Not I won’t let you go—but I can’t …
It was as if someone had just rewired her brain and suddenly she was looking back, seeing things she’d never seen before, making connections …
She had heard that tone of voice before. Two weeks ago. In their room. On the day that he had brought her the roses.
‘Raul,’ she said slowly, still thinking, still working it out, ‘why did you feel you had to buy me roses?’
She had thought he might not follow her but apart from a quick frown there was no hesitation. He understood the time that she meant.
‘Because I was going to tell you that I’d arranged the wedding—and I didn’t feel that I had to. I wanted to.’
‘You’d never bought me flowers before.’
‘I know.’
He pushed his hands deep into his pockets, paced the length of the hollow tree trunk, shoulders hunched as if against some burden that had suddenly fallen on them. At the end of the tree he paused, turned back to face her. In the moonlight his face was pale and set into rigid, defensive lines.
Defensive lines.
‘And that was the whole point. I wanted to try and start again. Do the whole damn proposal over again. Go down on one knee if need be—and give you the flowers …’

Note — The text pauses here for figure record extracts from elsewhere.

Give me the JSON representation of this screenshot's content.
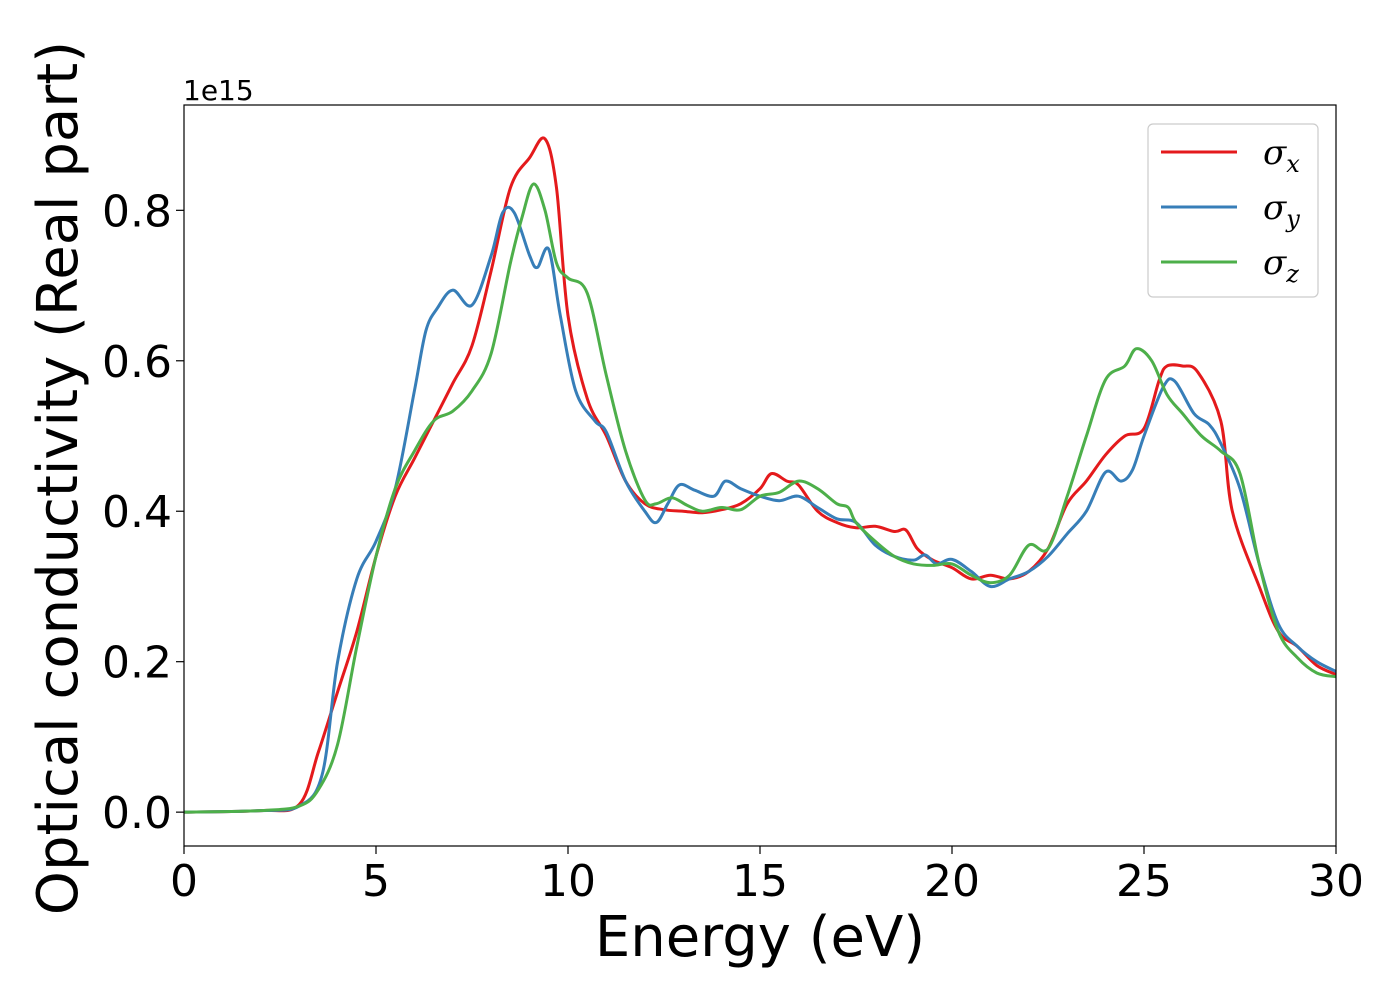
{
  "chart_data": {
    "type": "line",
    "xlabel": "Energy (eV)",
    "ylabel": "Optical conductivity (Real part)",
    "y_offset_label": "1e15",
    "xlim": [
      0,
      30
    ],
    "ylim": [
      -0.045,
      0.94
    ],
    "x_ticks": [
      0,
      5,
      10,
      15,
      20,
      25,
      30
    ],
    "x_tick_labels": [
      "0",
      "5",
      "10",
      "15",
      "20",
      "25",
      "30"
    ],
    "y_ticks": [
      0.0,
      0.2,
      0.4,
      0.6,
      0.8
    ],
    "y_tick_labels": [
      "0.0",
      "0.2",
      "0.4",
      "0.6",
      "0.8"
    ],
    "grid": false,
    "legend_position": "top-right",
    "series": [
      {
        "name": "σx",
        "legend_base": "σ",
        "legend_sub": "x",
        "color": "#e41a1c",
        "points": [
          [
            0,
            0
          ],
          [
            2,
            0.002
          ],
          [
            3,
            0.01
          ],
          [
            3.5,
            0.08
          ],
          [
            4,
            0.16
          ],
          [
            4.5,
            0.24
          ],
          [
            5,
            0.34
          ],
          [
            5.5,
            0.42
          ],
          [
            6,
            0.47
          ],
          [
            6.5,
            0.52
          ],
          [
            7,
            0.57
          ],
          [
            7.5,
            0.62
          ],
          [
            8,
            0.72
          ],
          [
            8.5,
            0.83
          ],
          [
            9.0,
            0.87
          ],
          [
            9.4,
            0.895
          ],
          [
            9.7,
            0.83
          ],
          [
            10,
            0.66
          ],
          [
            10.5,
            0.55
          ],
          [
            11,
            0.5
          ],
          [
            11.5,
            0.44
          ],
          [
            12,
            0.41
          ],
          [
            12.5,
            0.402
          ],
          [
            13,
            0.4
          ],
          [
            13.5,
            0.398
          ],
          [
            14,
            0.402
          ],
          [
            14.5,
            0.41
          ],
          [
            15,
            0.43
          ],
          [
            15.3,
            0.45
          ],
          [
            15.7,
            0.44
          ],
          [
            16,
            0.435
          ],
          [
            16.5,
            0.4
          ],
          [
            17,
            0.385
          ],
          [
            17.5,
            0.378
          ],
          [
            18,
            0.38
          ],
          [
            18.5,
            0.373
          ],
          [
            18.8,
            0.375
          ],
          [
            19.1,
            0.35
          ],
          [
            19.5,
            0.335
          ],
          [
            20,
            0.325
          ],
          [
            20.5,
            0.31
          ],
          [
            21,
            0.315
          ],
          [
            21.5,
            0.31
          ],
          [
            22,
            0.32
          ],
          [
            22.5,
            0.35
          ],
          [
            23,
            0.41
          ],
          [
            23.5,
            0.44
          ],
          [
            24,
            0.475
          ],
          [
            24.5,
            0.5
          ],
          [
            25,
            0.51
          ],
          [
            25.4,
            0.575
          ],
          [
            25.6,
            0.593
          ],
          [
            26,
            0.593
          ],
          [
            26.4,
            0.585
          ],
          [
            27,
            0.52
          ],
          [
            27.3,
            0.4
          ],
          [
            28,
            0.3
          ],
          [
            28.5,
            0.24
          ],
          [
            29,
            0.22
          ],
          [
            29.5,
            0.195
          ],
          [
            30,
            0.183
          ]
        ]
      },
      {
        "name": "σy",
        "legend_base": "σ",
        "legend_sub": "y",
        "color": "#377eb8",
        "points": [
          [
            0,
            0
          ],
          [
            2,
            0.002
          ],
          [
            3,
            0.008
          ],
          [
            3.6,
            0.05
          ],
          [
            4,
            0.2
          ],
          [
            4.5,
            0.31
          ],
          [
            5,
            0.36
          ],
          [
            5.5,
            0.43
          ],
          [
            6,
            0.56
          ],
          [
            6.3,
            0.64
          ],
          [
            6.6,
            0.67
          ],
          [
            7,
            0.694
          ],
          [
            7.5,
            0.674
          ],
          [
            8,
            0.74
          ],
          [
            8.3,
            0.797
          ],
          [
            8.6,
            0.797
          ],
          [
            9.0,
            0.74
          ],
          [
            9.2,
            0.724
          ],
          [
            9.5,
            0.748
          ],
          [
            9.8,
            0.66
          ],
          [
            10.2,
            0.56
          ],
          [
            10.7,
            0.52
          ],
          [
            11,
            0.505
          ],
          [
            11.5,
            0.44
          ],
          [
            12,
            0.4
          ],
          [
            12.3,
            0.385
          ],
          [
            12.6,
            0.41
          ],
          [
            12.9,
            0.435
          ],
          [
            13.3,
            0.428
          ],
          [
            13.8,
            0.42
          ],
          [
            14.1,
            0.44
          ],
          [
            14.5,
            0.43
          ],
          [
            15,
            0.42
          ],
          [
            15.5,
            0.414
          ],
          [
            16,
            0.42
          ],
          [
            16.5,
            0.405
          ],
          [
            17,
            0.39
          ],
          [
            17.5,
            0.385
          ],
          [
            18,
            0.355
          ],
          [
            18.5,
            0.34
          ],
          [
            19,
            0.335
          ],
          [
            19.3,
            0.342
          ],
          [
            19.6,
            0.33
          ],
          [
            20,
            0.336
          ],
          [
            20.5,
            0.32
          ],
          [
            21,
            0.3
          ],
          [
            21.5,
            0.31
          ],
          [
            22,
            0.32
          ],
          [
            22.5,
            0.34
          ],
          [
            23,
            0.37
          ],
          [
            23.5,
            0.4
          ],
          [
            24,
            0.452
          ],
          [
            24.4,
            0.44
          ],
          [
            24.7,
            0.455
          ],
          [
            25,
            0.5
          ],
          [
            25.5,
            0.565
          ],
          [
            25.8,
            0.573
          ],
          [
            26.3,
            0.53
          ],
          [
            26.7,
            0.515
          ],
          [
            27,
            0.49
          ],
          [
            27.5,
            0.43
          ],
          [
            28,
            0.33
          ],
          [
            28.5,
            0.25
          ],
          [
            29,
            0.22
          ],
          [
            29.5,
            0.2
          ],
          [
            30,
            0.187
          ]
        ]
      },
      {
        "name": "σz",
        "legend_base": "σ",
        "legend_sub": "z",
        "color": "#4daf4a",
        "points": [
          [
            0,
            0
          ],
          [
            2,
            0.002
          ],
          [
            3,
            0.008
          ],
          [
            3.5,
            0.03
          ],
          [
            4,
            0.09
          ],
          [
            4.5,
            0.22
          ],
          [
            5,
            0.34
          ],
          [
            5.5,
            0.43
          ],
          [
            6,
            0.48
          ],
          [
            6.5,
            0.52
          ],
          [
            7,
            0.533
          ],
          [
            7.5,
            0.56
          ],
          [
            8,
            0.61
          ],
          [
            8.5,
            0.73
          ],
          [
            8.8,
            0.79
          ],
          [
            9.1,
            0.835
          ],
          [
            9.4,
            0.8
          ],
          [
            9.7,
            0.73
          ],
          [
            10,
            0.71
          ],
          [
            10.5,
            0.69
          ],
          [
            11,
            0.58
          ],
          [
            11.5,
            0.48
          ],
          [
            12,
            0.415
          ],
          [
            12.3,
            0.41
          ],
          [
            12.7,
            0.418
          ],
          [
            13.1,
            0.408
          ],
          [
            13.5,
            0.4
          ],
          [
            14,
            0.405
          ],
          [
            14.5,
            0.402
          ],
          [
            15,
            0.42
          ],
          [
            15.5,
            0.425
          ],
          [
            16,
            0.44
          ],
          [
            16.5,
            0.43
          ],
          [
            17,
            0.41
          ],
          [
            17.3,
            0.405
          ],
          [
            17.5,
            0.385
          ],
          [
            18,
            0.36
          ],
          [
            18.5,
            0.34
          ],
          [
            19,
            0.33
          ],
          [
            19.5,
            0.328
          ],
          [
            20,
            0.33
          ],
          [
            20.5,
            0.315
          ],
          [
            21,
            0.305
          ],
          [
            21.5,
            0.315
          ],
          [
            22,
            0.355
          ],
          [
            22.5,
            0.35
          ],
          [
            23,
            0.42
          ],
          [
            23.5,
            0.5
          ],
          [
            24,
            0.575
          ],
          [
            24.5,
            0.593
          ],
          [
            24.8,
            0.616
          ],
          [
            25.2,
            0.6
          ],
          [
            25.6,
            0.555
          ],
          [
            26,
            0.53
          ],
          [
            26.5,
            0.5
          ],
          [
            27,
            0.48
          ],
          [
            27.5,
            0.45
          ],
          [
            28,
            0.33
          ],
          [
            28.5,
            0.24
          ],
          [
            29,
            0.205
          ],
          [
            29.5,
            0.185
          ],
          [
            30,
            0.18
          ]
        ]
      }
    ]
  }
}
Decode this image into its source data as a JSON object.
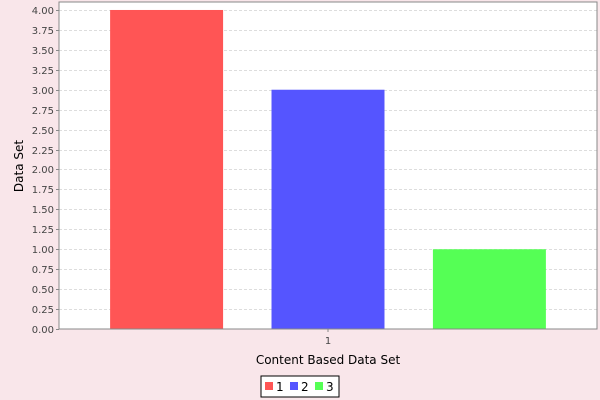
{
  "chart_data": {
    "type": "bar",
    "categories": [
      "1"
    ],
    "series": [
      {
        "name": "1",
        "values": [
          4.0
        ],
        "color": "#ff5555"
      },
      {
        "name": "2",
        "values": [
          3.0
        ],
        "color": "#5555ff"
      },
      {
        "name": "3",
        "values": [
          1.0
        ],
        "color": "#55ff55"
      }
    ],
    "title": "",
    "xlabel": "Content Based Data Set",
    "ylabel": "Data Set",
    "ylim": [
      0,
      4.1
    ],
    "yticks": [
      "0.00",
      "0.25",
      "0.50",
      "0.75",
      "1.00",
      "1.25",
      "1.50",
      "1.75",
      "2.00",
      "2.25",
      "2.50",
      "2.75",
      "3.00",
      "3.25",
      "3.50",
      "3.75",
      "4.00"
    ],
    "grid": true,
    "legend_position": "bottom"
  }
}
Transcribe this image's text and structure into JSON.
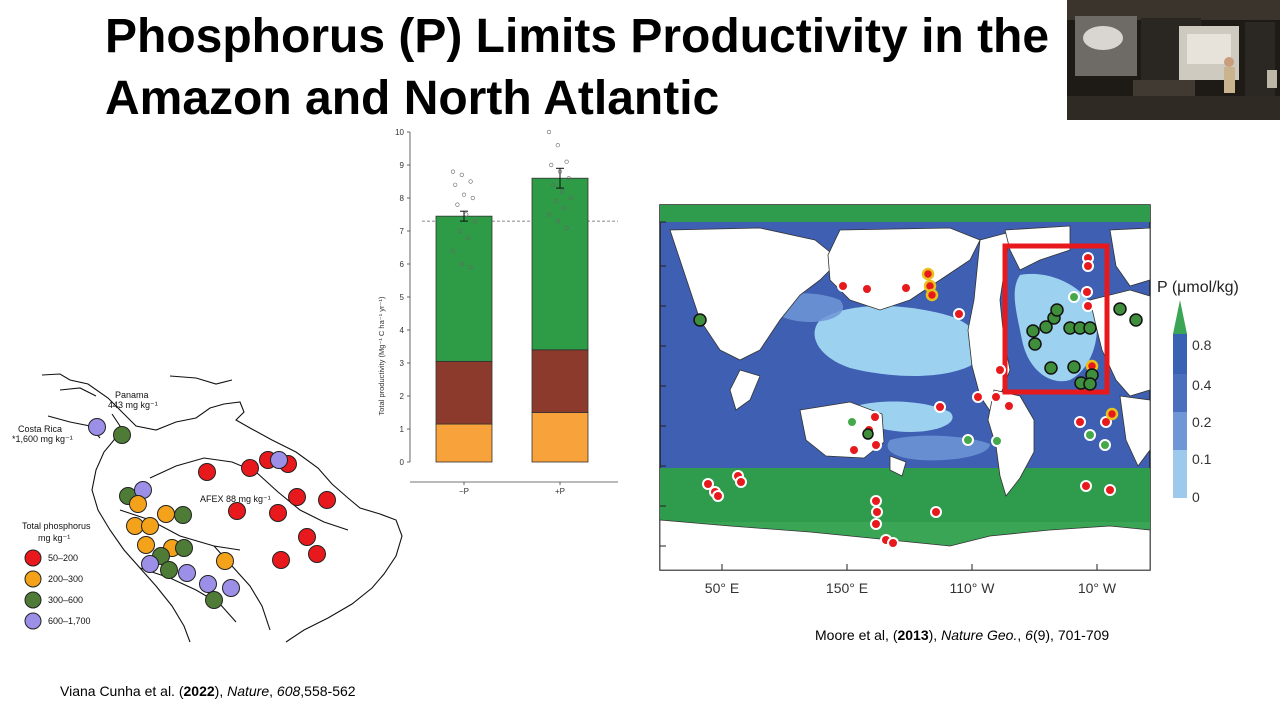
{
  "slide": {
    "title_line1": "Phosphorus (P) Limits Productivity in the",
    "title_line2": "Amazon and North Atlantic"
  },
  "amazon_map": {
    "labels": {
      "panama_name": "Panama",
      "panama_value": "443 mg kg⁻¹",
      "costa_rica_name": "Costa Rica",
      "costa_rica_value": "*1,600 mg kg⁻¹",
      "afex": "AFEX 88 mg kg⁻¹"
    },
    "legend": {
      "title_line1": "Total phosphorus",
      "title_line2": "mg kg⁻¹",
      "items": [
        {
          "label": "50–200",
          "color": "#e8191c"
        },
        {
          "label": "200–300",
          "color": "#f5a21b"
        },
        {
          "label": "300–600",
          "color": "#4e7b35"
        },
        {
          "label": "600–1,700",
          "color": "#9b8fe8"
        }
      ]
    },
    "colors": {
      "red": "#e8191c",
      "orange": "#f5a21b",
      "green": "#4e7b35",
      "purple": "#9b8fe8"
    }
  },
  "chart_data": {
    "type": "bar",
    "stacked": true,
    "categories": [
      "−P",
      "+P"
    ],
    "ylabel": "Total productivity (Mg⁻¹ C ha⁻¹ yr⁻¹)",
    "ylim": [
      0,
      10
    ],
    "yticks": [
      "0",
      "1",
      "2",
      "3",
      "4",
      "5",
      "6",
      "7",
      "8",
      "9",
      "10"
    ],
    "series": [
      {
        "color": "#f7a23a",
        "values": [
          1.15,
          1.5
        ]
      },
      {
        "color": "#8b3a2b",
        "values": [
          1.9,
          1.9
        ]
      },
      {
        "color": "#2e9b47",
        "values": [
          4.4,
          5.2
        ]
      }
    ],
    "totals": [
      7.45,
      8.6
    ],
    "error": [
      0.15,
      0.3
    ],
    "reference_line": 7.3,
    "points": [
      [
        8.8,
        8.7,
        8.5,
        8.4,
        8.1,
        8.0,
        7.8,
        7.5,
        7.3,
        7.0,
        6.8,
        6.4,
        6.0,
        5.9
      ],
      [
        10.0,
        9.6,
        9.1,
        9.0,
        8.8,
        8.6,
        8.4,
        8.2,
        8.0,
        7.9,
        7.7,
        7.5,
        7.3,
        7.1
      ]
    ]
  },
  "ocean_map": {
    "axis_labels": [
      "50° E",
      "150° E",
      "110° W",
      "10° W"
    ],
    "legend_title": "P (μmol/kg)",
    "legend_ticks": [
      "0.8",
      "0.4",
      "0.2",
      "0.1",
      "0"
    ],
    "legend_colors": [
      "#3aa655",
      "#3a62b4",
      "#4a6fbe",
      "#6f97d6",
      "#9cc9ec"
    ]
  },
  "citations": {
    "viana": {
      "authors": "Viana Cunha et al. (",
      "year": "2022",
      "mid": "), ",
      "journal": "Nature",
      "sep": ", ",
      "volume": "608",
      "pages": ",558-562"
    },
    "moore": {
      "authors": "Moore et al, (",
      "year": "2013",
      "mid": "), ",
      "journal": "Nature Geo.",
      "sep": ", ",
      "volume": "6",
      "pages": "(9), 701-709"
    }
  }
}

Something in her face had alerted him, made him aware of just what he was saying. He ground to a halt, c
lamping his mouth tight shut over what he had been about to say next.
‘Oh, Raul, please! Please don’t stop there! It was just getting interesting!’
‘No.’
It was a low, angry growl but she could hear the way that it was coming ragged at the edges and she decided she could take the risk of trying to ignore it. If she was wrong, then she had nothing left to lose after all. But if she was right then she had everything to win.
‘Yes!’ she said, praying she sounded more determined than she actually felt.
Moving quickly to his side, she caught his hand and drew him down with her until they were both sitting on the log.
‘Yes. You have to tell me what you were going to say—it’s important.’
Was it just the effect of the moonlight or were there deep shadows in his eyes that she had never seen there before? She could only wait and see and pray that if they were there then they meant what she hoped they did.
‘You were going to go down on one knee …’ she prompted when he still hesitated and for one terrible moment she thought that he wasn’t going to let her push him.
But then abruptly he seemed to come to a decision. The broad shoulders lifted in a dismissive shrug and he started to speak, slowly at first but then gathering pace until the words were tumbling out of him in a hurrying stream.
‘I was going to ask you to marry me all over again—but properly this time. I would have gone down on one knee if I needed to—begged you to marry me if I’d needed to.’
‘Because of …’ Alannah began but the wild, almost desperate shake of his dark head made her break off hastily, knowing that what was to come was vitally important.
‘Not just because of the baby, or our families, but for me—because I couldn’t live without you. I love you—I’ve always loved you, right from the start. Even when I thought I hated you for walking out on me, I knew it wasn’t the truth. It was still love but love that got messed up, twisted along the way. I didn’t want things to go on as they were with your believing I only wanted you for sex or because I had to provide my father with an heir. It had to be because I wanted you here, beside me, for the rest of my life.’